Instabilidade no Oriente Médio encarece fretes e força desvio de navios, ameaçando os preços de smartphones e do e-commerce chinês; entenda o efeito dominó.

  • Foto do(a) author(a) Matheus Marques
  • Matheus Marques

Publicado em 23 de março de 2026 às 06:00

Se você está esperando uma encomenda da China ou planeja trocar de celular, o nome "Estreito de Ormuz" deve entrar no seu radar. A tensão no Oriente Médio está encarecendo o frete dos navios que trazem tudo o que é fabricado na Ásia para o Brasil. Não se trata apenas de gasolina, é uma crise de logística que transforma o transporte marítimo em uma taxa invisível sobre o seu carrinho de compras.

A Mão de Trump e o Combustível

Para evitar que a situação piore, o presidente dos EUA, Donald Trump, tomou uma decisão polêmica. Liberou a entrada de mais petróleo da Rússia no mercado.
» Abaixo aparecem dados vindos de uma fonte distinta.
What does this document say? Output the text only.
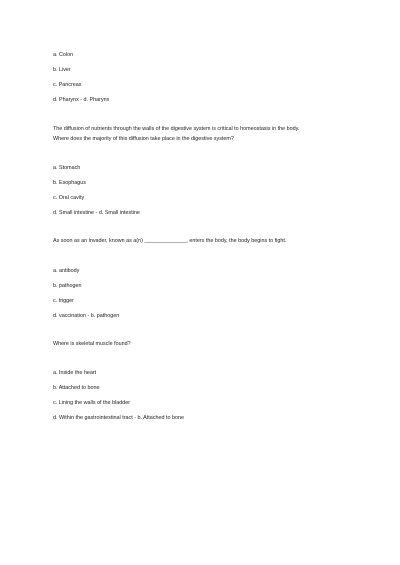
a. Colon
b. Liver
c. Pancreas
d. Pharynx - d. Pharynx
The diffusion of nutrients through the walls of the digestive system is critical to homeostasis in the body.
Where does the majority of this diffusion take place in the digestive system?
a. Stomach
b. Esophagus
c. Oral cavity
d. Small intestine - d. Small intestine
As soon as an invader, known as a(n) ______________, enters the body, the body begins to fight.
a. antibody
b. pathogen
c. trigger
d. vaccination - b. pathogen
Where is skeletal muscle found?
a. Inside the heart
b. Attached to bone
c. Lining the walls of the bladder
d. Within the gastrointestinal tract - b. Attached to bone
A ideia é simples, se houver falta de óleo no Oriente Médio, o petróleo russo entra para segurar o preço mundial.

Isso ajuda a evitar que o combustível dos navios, e o seu, no posto, exploda de preço, mas não resolve o problema do tempo de entrega e dos seguros caros que as empresas estão pagando para navegar em áreas de conflito.

O que sobe para o brasileiro?

Com navios dando uma volta maior pela África para fugir da zona de perigo, o tempo de viagem aumenta em duas semanas. Para o consumidor, o impacto chega em três frentes.

Eletrônicos: peças e componentes ficam mais caros pela demora e pelo frete.

E-commerce: sites chineses sentem a pressão nos custos de envio, o que pode acabar no preço final.

Indústria Nacional: fábricas que dependem de peças importadas repassam o custo logístico para o varejo.